I like to give money to charities. There are a lot of things I can't do as a volunteer, by dint of my age and other restrictions, but I can pay regular sums to a range of charitable organisations. I like to spread it out across a range of needs and so have a dozen or so places that get a small boost from me. I have worked it out so that if I give to a different cause weekly, then everyone gets something every three months or so.
It's not that I have a lot to spare but there is always room to give and its good for your wellbeing as well as for someone else, someone you have never met before. Government can't take care of everything - in fact it's not especially good at helping the poor - so charities of various stripes are important in taking up that role. They provide a far more personal face.
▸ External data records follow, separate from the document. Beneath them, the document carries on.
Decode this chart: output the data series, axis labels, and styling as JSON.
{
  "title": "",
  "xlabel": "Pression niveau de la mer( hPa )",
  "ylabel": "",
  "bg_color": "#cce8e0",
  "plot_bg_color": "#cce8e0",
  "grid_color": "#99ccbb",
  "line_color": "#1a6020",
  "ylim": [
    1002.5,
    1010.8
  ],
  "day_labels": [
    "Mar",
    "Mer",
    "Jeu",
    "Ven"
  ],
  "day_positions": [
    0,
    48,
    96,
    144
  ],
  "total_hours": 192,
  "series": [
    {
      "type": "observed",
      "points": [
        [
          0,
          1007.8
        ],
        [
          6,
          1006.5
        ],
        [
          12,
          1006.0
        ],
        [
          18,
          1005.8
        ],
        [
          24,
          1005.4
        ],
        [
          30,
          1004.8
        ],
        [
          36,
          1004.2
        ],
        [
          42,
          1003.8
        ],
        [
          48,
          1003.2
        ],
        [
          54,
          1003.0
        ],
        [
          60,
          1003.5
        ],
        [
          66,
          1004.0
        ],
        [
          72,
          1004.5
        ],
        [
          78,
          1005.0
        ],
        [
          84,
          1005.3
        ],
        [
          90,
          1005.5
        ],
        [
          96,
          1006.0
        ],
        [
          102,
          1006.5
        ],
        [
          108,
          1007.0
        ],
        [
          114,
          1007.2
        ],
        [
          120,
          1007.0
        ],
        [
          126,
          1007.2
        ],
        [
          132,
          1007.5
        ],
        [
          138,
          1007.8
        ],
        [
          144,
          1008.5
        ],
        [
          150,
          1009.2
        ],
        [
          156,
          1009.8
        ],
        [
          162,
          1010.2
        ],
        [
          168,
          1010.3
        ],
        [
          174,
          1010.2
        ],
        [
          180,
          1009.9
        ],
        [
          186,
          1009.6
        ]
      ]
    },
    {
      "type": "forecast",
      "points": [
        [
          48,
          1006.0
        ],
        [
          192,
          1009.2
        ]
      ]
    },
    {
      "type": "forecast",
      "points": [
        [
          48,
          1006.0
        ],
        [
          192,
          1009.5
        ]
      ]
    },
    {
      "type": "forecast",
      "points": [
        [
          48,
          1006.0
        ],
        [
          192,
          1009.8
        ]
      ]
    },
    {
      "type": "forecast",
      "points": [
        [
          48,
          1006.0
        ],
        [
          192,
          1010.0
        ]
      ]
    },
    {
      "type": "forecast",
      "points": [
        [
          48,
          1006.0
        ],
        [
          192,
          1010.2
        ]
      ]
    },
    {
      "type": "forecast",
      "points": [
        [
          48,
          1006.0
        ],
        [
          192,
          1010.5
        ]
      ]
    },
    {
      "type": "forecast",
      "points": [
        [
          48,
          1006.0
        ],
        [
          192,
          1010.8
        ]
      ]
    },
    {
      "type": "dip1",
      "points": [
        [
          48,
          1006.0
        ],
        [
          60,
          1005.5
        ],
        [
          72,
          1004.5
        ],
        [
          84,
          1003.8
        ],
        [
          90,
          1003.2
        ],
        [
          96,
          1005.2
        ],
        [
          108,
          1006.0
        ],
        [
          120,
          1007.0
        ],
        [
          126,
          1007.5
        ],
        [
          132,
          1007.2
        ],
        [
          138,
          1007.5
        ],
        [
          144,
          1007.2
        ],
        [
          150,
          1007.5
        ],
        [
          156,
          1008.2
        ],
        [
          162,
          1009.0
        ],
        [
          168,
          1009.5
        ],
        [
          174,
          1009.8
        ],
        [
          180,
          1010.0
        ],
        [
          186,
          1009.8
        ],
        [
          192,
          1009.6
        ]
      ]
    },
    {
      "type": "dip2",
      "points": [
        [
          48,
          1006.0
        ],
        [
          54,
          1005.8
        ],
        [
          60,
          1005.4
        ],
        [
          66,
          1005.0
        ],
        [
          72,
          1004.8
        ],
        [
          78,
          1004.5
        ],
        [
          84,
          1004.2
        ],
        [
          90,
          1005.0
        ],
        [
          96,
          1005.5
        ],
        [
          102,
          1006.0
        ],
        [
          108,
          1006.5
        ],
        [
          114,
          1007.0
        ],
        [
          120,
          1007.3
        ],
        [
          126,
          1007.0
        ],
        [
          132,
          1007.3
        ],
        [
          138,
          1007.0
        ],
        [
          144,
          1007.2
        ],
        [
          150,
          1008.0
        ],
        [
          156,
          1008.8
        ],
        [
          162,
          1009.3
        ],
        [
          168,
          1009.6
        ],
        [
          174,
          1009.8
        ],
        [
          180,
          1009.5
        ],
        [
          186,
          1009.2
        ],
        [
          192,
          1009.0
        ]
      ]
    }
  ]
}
If I have a gripe about the 'system', the way charities request and collect money, its that they often seem tone deaf to the capacity of those already giving. Phone calls, mailouts, shopping kiosk salespeople and the like are unrelenting in trying to squeeze another drop out of people already pulling their weight. It is morally questionable, never mind the need.
I know of at least one person who stopped giving altogether because of the constant harassment to give more. That won't happen to me - I have become very firm with my boundaries - but I can understand the impulse.
Charities! - never mind what marketing tells you, get off the backs of the givers and find ways to reach those, who, with a little gentle persuasion and a ton of guilt, might find a way to be generous themselves.